Vacuna rusa: cuando la improvisación se vuelve criminal

Por Adrián FreijoTenemos la sensación de estar gobernados por un grupo improvisado que desde el inicio de la pandemia mostró su alarmante impericia. Pero no creíamos que, además, fuese criminal.

El presidente ruso, Vladimir Putin, desató hoy la polémica al asegurar que la vacuna rusa Sputnik V, que en las próximas horas llegaría a la Argentina, “aún no está recomendada para mayores de 60 años y menores de 18”.

La secretaría de Acceso a la Salud, Carla Vizzotti, afirmó desde Rusia que se «están terminando los últimos pasos para poder aprobar el uso» de la vacuna Sputnik V «en los mayores de 60 años”.

«Hasta ahora los datos analizados y la recomendación de utilización es hasta los 60 años. Nos informaron que ya evaluaron en el comité independiente a los mayores de 60. Lo han elevado al Ministerio de Salud, a la entidad regulatoria junto con Gamaleya y están terminando los últimos pasos para poder también aprobar el uso de esta vacuna en los mayores de 60 años», explicó Vizzotti.

Es decir que Vizzotti tiene más información de lo que pasa en Rusia que el propio Putin. Poco creíble…

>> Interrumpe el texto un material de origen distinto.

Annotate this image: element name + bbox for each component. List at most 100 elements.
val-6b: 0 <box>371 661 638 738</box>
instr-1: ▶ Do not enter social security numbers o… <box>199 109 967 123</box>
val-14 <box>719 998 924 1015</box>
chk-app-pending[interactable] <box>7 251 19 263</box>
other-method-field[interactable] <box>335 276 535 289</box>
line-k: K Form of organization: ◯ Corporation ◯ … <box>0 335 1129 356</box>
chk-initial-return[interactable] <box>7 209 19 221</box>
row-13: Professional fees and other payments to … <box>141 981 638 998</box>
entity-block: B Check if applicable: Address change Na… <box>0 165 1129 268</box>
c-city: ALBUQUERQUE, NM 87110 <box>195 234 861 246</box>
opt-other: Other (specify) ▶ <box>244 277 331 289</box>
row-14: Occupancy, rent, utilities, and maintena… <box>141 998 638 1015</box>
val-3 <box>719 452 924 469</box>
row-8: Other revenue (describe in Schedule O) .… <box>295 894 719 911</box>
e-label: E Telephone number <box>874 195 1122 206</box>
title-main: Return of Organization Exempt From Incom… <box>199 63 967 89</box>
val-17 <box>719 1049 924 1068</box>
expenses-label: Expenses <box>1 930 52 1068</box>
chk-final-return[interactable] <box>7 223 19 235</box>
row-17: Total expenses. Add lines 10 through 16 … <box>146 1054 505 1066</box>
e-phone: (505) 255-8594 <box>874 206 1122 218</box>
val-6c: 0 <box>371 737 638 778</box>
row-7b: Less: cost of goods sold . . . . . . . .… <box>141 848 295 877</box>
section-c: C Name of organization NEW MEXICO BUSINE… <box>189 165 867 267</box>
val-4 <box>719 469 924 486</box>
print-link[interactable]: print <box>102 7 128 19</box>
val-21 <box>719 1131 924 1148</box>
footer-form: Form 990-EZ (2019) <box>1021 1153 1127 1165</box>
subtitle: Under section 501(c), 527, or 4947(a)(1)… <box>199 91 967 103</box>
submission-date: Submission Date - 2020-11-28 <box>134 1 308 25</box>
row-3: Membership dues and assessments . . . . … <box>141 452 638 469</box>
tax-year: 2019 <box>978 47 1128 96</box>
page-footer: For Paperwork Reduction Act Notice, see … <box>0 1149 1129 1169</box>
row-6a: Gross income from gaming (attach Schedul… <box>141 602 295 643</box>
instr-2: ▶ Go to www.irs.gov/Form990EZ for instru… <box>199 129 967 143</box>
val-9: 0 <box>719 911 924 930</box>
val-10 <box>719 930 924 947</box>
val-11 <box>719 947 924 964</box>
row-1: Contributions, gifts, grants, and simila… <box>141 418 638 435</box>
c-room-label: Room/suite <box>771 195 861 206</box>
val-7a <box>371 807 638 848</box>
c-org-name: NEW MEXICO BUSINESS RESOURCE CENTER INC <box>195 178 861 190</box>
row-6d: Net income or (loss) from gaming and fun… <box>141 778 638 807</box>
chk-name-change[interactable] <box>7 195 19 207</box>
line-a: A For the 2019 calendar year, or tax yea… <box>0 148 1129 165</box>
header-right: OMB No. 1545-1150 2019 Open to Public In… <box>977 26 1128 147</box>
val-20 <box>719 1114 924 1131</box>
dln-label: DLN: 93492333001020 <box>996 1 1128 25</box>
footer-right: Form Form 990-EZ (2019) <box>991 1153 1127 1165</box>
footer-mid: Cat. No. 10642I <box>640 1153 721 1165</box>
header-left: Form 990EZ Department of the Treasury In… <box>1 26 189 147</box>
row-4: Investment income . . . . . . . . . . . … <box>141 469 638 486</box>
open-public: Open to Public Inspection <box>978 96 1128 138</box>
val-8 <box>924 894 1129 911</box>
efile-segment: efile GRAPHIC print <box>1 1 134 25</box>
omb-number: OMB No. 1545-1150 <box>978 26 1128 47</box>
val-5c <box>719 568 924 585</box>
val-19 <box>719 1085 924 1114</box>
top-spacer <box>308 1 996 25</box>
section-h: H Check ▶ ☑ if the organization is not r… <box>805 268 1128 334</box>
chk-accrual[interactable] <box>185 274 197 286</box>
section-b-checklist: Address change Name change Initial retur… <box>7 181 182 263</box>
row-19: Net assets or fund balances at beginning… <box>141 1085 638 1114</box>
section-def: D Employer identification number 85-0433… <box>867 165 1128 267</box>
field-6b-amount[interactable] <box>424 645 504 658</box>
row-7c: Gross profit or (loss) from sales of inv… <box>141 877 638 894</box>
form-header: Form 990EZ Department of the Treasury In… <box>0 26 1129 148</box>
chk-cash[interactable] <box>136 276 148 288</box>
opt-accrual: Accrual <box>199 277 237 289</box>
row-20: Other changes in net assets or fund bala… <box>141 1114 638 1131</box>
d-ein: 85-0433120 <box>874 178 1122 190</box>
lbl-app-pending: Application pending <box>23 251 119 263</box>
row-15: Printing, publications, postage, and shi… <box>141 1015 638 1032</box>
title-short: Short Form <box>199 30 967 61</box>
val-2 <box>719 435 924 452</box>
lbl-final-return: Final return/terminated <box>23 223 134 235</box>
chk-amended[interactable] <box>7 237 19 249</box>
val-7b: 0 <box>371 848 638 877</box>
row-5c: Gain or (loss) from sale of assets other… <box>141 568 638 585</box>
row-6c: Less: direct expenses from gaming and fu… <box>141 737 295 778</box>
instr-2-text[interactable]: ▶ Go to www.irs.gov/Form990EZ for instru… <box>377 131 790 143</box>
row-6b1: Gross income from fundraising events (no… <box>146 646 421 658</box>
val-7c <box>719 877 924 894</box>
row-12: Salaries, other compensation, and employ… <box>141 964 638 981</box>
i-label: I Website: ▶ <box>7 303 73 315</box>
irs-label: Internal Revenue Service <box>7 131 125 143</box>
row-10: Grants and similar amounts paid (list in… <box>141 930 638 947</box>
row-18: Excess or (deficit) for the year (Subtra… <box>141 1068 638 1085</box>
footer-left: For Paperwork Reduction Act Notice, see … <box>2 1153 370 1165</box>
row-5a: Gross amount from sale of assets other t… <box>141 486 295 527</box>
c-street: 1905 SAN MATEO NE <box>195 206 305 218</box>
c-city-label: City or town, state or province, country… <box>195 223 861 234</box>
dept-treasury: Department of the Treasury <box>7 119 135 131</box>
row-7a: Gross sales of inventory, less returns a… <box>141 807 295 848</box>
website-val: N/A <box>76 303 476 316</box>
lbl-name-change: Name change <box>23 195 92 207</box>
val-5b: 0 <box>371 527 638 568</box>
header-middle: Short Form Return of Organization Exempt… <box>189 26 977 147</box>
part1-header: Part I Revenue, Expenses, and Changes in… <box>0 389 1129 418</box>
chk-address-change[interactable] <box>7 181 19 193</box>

Mientras tanto fuentes del Minisiterio de Salud de la nación afirmaron hace pocas horas que «el cronograma de vacunación sigue como estaba programado y se aplicará también a los mayores de 60 años».

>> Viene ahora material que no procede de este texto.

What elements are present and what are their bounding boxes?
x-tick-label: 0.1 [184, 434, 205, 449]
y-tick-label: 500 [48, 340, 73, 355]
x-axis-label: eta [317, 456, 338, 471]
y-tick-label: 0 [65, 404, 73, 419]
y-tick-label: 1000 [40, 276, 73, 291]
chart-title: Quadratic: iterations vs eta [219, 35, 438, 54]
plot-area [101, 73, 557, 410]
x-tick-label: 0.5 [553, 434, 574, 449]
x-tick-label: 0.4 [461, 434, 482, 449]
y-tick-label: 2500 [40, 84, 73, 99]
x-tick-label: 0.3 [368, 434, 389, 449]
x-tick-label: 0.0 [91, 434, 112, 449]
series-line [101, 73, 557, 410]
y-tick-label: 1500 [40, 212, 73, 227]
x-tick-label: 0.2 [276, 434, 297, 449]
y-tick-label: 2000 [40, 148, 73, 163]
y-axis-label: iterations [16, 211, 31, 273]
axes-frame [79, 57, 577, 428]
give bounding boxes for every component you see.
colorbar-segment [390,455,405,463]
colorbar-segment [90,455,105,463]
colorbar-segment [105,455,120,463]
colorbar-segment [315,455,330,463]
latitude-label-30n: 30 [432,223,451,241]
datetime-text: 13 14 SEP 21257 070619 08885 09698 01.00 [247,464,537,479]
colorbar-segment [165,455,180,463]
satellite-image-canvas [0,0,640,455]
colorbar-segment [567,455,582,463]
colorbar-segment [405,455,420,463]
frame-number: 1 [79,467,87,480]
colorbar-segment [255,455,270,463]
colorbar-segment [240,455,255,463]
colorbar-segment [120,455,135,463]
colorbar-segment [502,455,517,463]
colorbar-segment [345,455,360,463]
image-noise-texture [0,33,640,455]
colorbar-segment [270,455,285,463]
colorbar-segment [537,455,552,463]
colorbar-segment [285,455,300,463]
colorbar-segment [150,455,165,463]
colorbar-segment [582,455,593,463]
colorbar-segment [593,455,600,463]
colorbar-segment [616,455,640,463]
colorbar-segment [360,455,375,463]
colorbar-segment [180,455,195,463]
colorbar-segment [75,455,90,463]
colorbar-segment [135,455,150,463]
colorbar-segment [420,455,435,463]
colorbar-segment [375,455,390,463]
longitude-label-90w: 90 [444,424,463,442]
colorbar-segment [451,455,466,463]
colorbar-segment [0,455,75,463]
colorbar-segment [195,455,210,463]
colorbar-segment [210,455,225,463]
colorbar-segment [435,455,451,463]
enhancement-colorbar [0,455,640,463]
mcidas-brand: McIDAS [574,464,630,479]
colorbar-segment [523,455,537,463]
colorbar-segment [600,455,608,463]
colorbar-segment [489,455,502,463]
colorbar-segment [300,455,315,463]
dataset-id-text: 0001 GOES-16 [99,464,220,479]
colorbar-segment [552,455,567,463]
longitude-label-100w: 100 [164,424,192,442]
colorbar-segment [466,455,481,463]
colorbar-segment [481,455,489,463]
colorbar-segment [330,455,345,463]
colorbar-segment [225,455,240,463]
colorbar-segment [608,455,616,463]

Tal afirmación equivale a decir que nuestras autoridades sanitarias están un paso adelante de los científicos rusos que aún no la aprueban para esa franja etárea.  Menos creíble aún…

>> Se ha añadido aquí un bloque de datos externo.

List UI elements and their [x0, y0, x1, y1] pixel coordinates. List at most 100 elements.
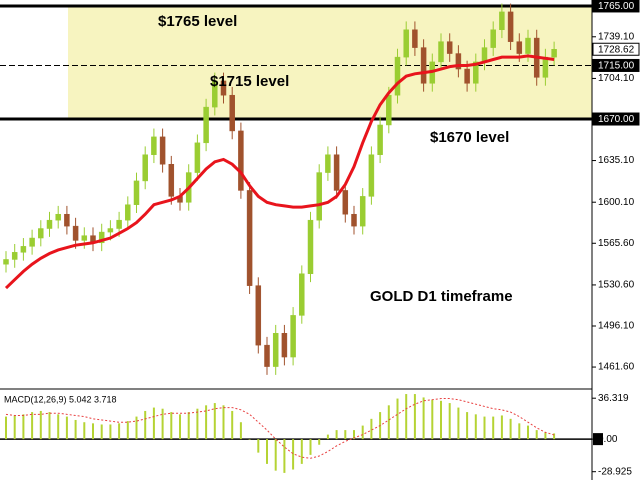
candle-body: [159, 136, 166, 165]
candle-body: [325, 154, 331, 173]
y-tick-label: 1715.00: [598, 61, 635, 72]
annotation: GOLD D1 timeframe: [370, 288, 513, 305]
macd-bar: [300, 439, 303, 464]
macd-bar: [161, 408, 164, 440]
macd-bar: [535, 430, 538, 440]
candle-body: [412, 29, 418, 48]
candle-body: [220, 80, 227, 96]
candle-body: [72, 225, 79, 241]
macd-bar: [83, 422, 86, 440]
macd-bar: [118, 423, 121, 440]
macd-bar: [179, 414, 181, 440]
macd-bar: [92, 423, 94, 440]
y-tick-label: 36.319: [598, 393, 629, 404]
macd-bar: [144, 410, 147, 440]
candle-body: [281, 333, 288, 358]
candle-body: [499, 11, 505, 31]
annotation: $1765 level: [158, 13, 237, 30]
candle-body: [194, 142, 201, 173]
macd-bar: [335, 430, 338, 440]
macd-bar: [292, 439, 295, 470]
macd-bar: [196, 408, 199, 440]
macd-bar: [213, 403, 216, 440]
y-tick-label: 1461.60: [598, 362, 635, 373]
macd-bar: [100, 424, 103, 440]
candle-body: [29, 237, 35, 247]
candle-body: [481, 47, 488, 63]
candle-body: [299, 273, 305, 316]
macd-bar: [509, 418, 512, 440]
y-tick-label: 1704.10: [598, 73, 635, 84]
macd-bar: [13, 415, 16, 440]
price-box: [592, 112, 640, 126]
candle-body: [3, 259, 9, 265]
macd-bar: [422, 397, 425, 440]
macd-bar: [283, 439, 286, 473]
signal-line: [5, 398, 555, 459]
macd-bar: [544, 432, 547, 440]
candle-body: [168, 163, 175, 197]
macd-bar: [31, 412, 34, 440]
macd-bar: [170, 412, 173, 440]
candle-body: [229, 94, 235, 132]
macd-bar: [39, 410, 42, 440]
macd-bar: [553, 433, 556, 440]
macd-bar: [65, 416, 68, 440]
candle-body: [151, 136, 157, 155]
macd-bar: [126, 421, 129, 440]
macd-bar: [318, 439, 321, 445]
candle-body: [238, 130, 244, 191]
macd-bar: [274, 439, 277, 471]
candle-body: [446, 41, 453, 54]
candle-body: [359, 196, 366, 227]
macd-bar: [413, 394, 416, 440]
macd-bar: [344, 430, 347, 440]
macd-bar: [257, 439, 260, 453]
annotation: $1670 level: [430, 129, 509, 146]
candle-body: [420, 47, 427, 84]
candle-body: [333, 154, 340, 191]
y-tick-label: 1728.62: [598, 44, 635, 55]
candle-body: [255, 285, 262, 346]
macd-bar: [187, 412, 190, 440]
candle-body: [81, 235, 88, 241]
y-tick-label: 1530.60: [598, 280, 635, 291]
macd-bar: [152, 407, 155, 440]
candle-body: [542, 56, 549, 78]
y-tick-label: 1600.10: [598, 197, 635, 208]
candle-body: [98, 231, 105, 244]
price-box: [592, 58, 640, 72]
y-tick-label: 1670.00: [598, 114, 635, 125]
candle-body: [116, 219, 122, 229]
candle-body: [107, 228, 114, 233]
macd-bar: [457, 407, 460, 440]
moving-average: [4, 54, 555, 290]
macd-bar: [440, 400, 442, 440]
candle-body: [55, 213, 61, 221]
y-tick-label: 1496.10: [598, 321, 635, 332]
candle-body: [464, 68, 470, 84]
macd-bar: [135, 416, 138, 440]
macd-bar: [466, 412, 469, 440]
y-tick-label: 1565.60: [598, 238, 635, 249]
y-tick-label: 1765.00: [598, 1, 635, 12]
candle-body: [316, 172, 322, 221]
macd-bar: [474, 414, 477, 440]
candle-body: [525, 37, 531, 54]
candle-body: [203, 106, 209, 144]
candle-body: [516, 41, 523, 54]
candle-body: [386, 94, 392, 126]
candle-body: [272, 333, 279, 367]
macd-bar: [500, 415, 503, 440]
macd-bar: [205, 405, 208, 440]
annotation: $1715 level: [210, 73, 289, 90]
level-zone: [68, 5, 592, 120]
price-box: [592, 0, 640, 13]
candle-body: [368, 154, 375, 197]
macd-bar: [5, 416, 7, 440]
macd-bar: [405, 394, 408, 440]
candle-body: [394, 56, 401, 96]
candle-body: [64, 213, 70, 227]
macd-bar: [527, 425, 529, 440]
macd-bar: [48, 412, 51, 440]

En resumen: lo que hasta ahora parecía el reino de la improvisación comienza a parecerse demasiado a una gran maniobra criminal a través de la cual se piensa vacunar a cientos de miles de adultos mayores sin que exista seguridad alguna acerca de las consecuencias que ello podría tener para su salud y su vida.

Mientras crecen imparables las versiones de un millonario negociado que involucra a Ginés González García y que sería el responsable de que la única vacuna hoy aprobada para su inmediata aplicación, la de Laboratorios Pfizer, no llegue a la Argentina y que esa firma exija que el ministro se aparte hasta de la firma de un eventual contrato para seguir adelante con las negociaciones.

Demasiado grave todo…demasiado oscuro.

Tanto como para ocultar tras una densa bruma el genocidio que el gobierno de Alberto Fernández puede disparar si insiste en aplicar una vacuna en la que no creen ni sus propios productores.

Esto es lo que vale la vida en nuestro país.